The entire apartment is saturated in Neapolitan custard yellow and pre-Columbian red sponged glazes, with warm-toned wood floors, leather upholstery, terracotta-hued walls, and layered textiles — every surface radiates warmth.
Dense layering of geometric stenciled borders, striped pillows, pre-Columbian figures, Biedermeier furniture, contemporary art, and patterned fabrics all in a coherent warm-toned dialogue — the 'Fallout Shelter' fabric pattern and triangular motifs repeat throughout with deliberate consistency.
Biedermeier pieces mix with pre-Columbian artifacts, contemporary sculpture by Sam Cash and Beverly Pepper, and a modernist shell — it's cross-era mixing driven by personal taste rather than period commitment.

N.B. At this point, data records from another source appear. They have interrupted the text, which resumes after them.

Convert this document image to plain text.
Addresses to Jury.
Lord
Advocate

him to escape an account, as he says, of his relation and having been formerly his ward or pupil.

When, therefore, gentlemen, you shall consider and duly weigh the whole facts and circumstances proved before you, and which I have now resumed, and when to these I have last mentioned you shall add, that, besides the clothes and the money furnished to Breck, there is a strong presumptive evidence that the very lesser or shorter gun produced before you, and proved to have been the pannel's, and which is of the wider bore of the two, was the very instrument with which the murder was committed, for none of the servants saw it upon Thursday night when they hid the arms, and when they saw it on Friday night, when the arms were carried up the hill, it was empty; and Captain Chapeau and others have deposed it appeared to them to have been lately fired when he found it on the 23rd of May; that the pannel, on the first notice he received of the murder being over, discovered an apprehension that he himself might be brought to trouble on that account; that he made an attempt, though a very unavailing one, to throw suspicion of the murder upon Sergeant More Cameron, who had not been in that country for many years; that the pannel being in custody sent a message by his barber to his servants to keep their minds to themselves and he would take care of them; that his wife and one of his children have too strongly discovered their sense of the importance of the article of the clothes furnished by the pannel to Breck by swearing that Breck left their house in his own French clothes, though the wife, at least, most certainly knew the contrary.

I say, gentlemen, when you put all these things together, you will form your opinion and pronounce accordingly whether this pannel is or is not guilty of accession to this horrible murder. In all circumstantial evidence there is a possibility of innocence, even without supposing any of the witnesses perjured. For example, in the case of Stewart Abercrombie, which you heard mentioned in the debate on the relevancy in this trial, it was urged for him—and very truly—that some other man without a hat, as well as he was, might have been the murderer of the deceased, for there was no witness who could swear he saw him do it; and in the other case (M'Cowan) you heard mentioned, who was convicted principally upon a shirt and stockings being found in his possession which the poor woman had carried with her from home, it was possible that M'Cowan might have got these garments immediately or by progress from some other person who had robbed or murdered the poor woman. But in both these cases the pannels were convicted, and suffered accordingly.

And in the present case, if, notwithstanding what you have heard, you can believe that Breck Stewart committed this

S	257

Crespi's Latin American years collecting terra-cotta Quimbaya figures, her multicultural background spanning Rome, Ethiopia, and Bogotá, and the article noting she 'developed a passion for pre-Columbian artifacts and started to collect them' all convey genuine accumulated life rather than decorator staging.
The article describes Crespi as rarely home during the day, returning late from fashion events, with a son's bedroom converted to a guest room; the apartment reads as a personal refuge — 'this refuge that lies somewhere between Italy and the Andes' — not an entertaining venue.
The rooms are considered and composed with carefully arranged vignettes and painted geometric borders, but the deep sofa cushions, layered pillows, and intimate scale invite sitting down rather than standing at attention.
Lucretia Moroni's professional hand is evident in the systematic repetition of triangle motifs across stenciled walls, painted table inlays, and fabric patterns — the geometric program is designer-directed with composed sight lines, though Crespi's personal collection provides authentic content.
The apartment performs for its owner's multicultural identity rather than for outside validation; the pre-Columbian collection and Biedermeier pieces are genuine passions, and the named artworks (Sam Cash, Beverly Pepper, Michelangelo Pistoletto) are knowing choices rather than trophy acquisitions.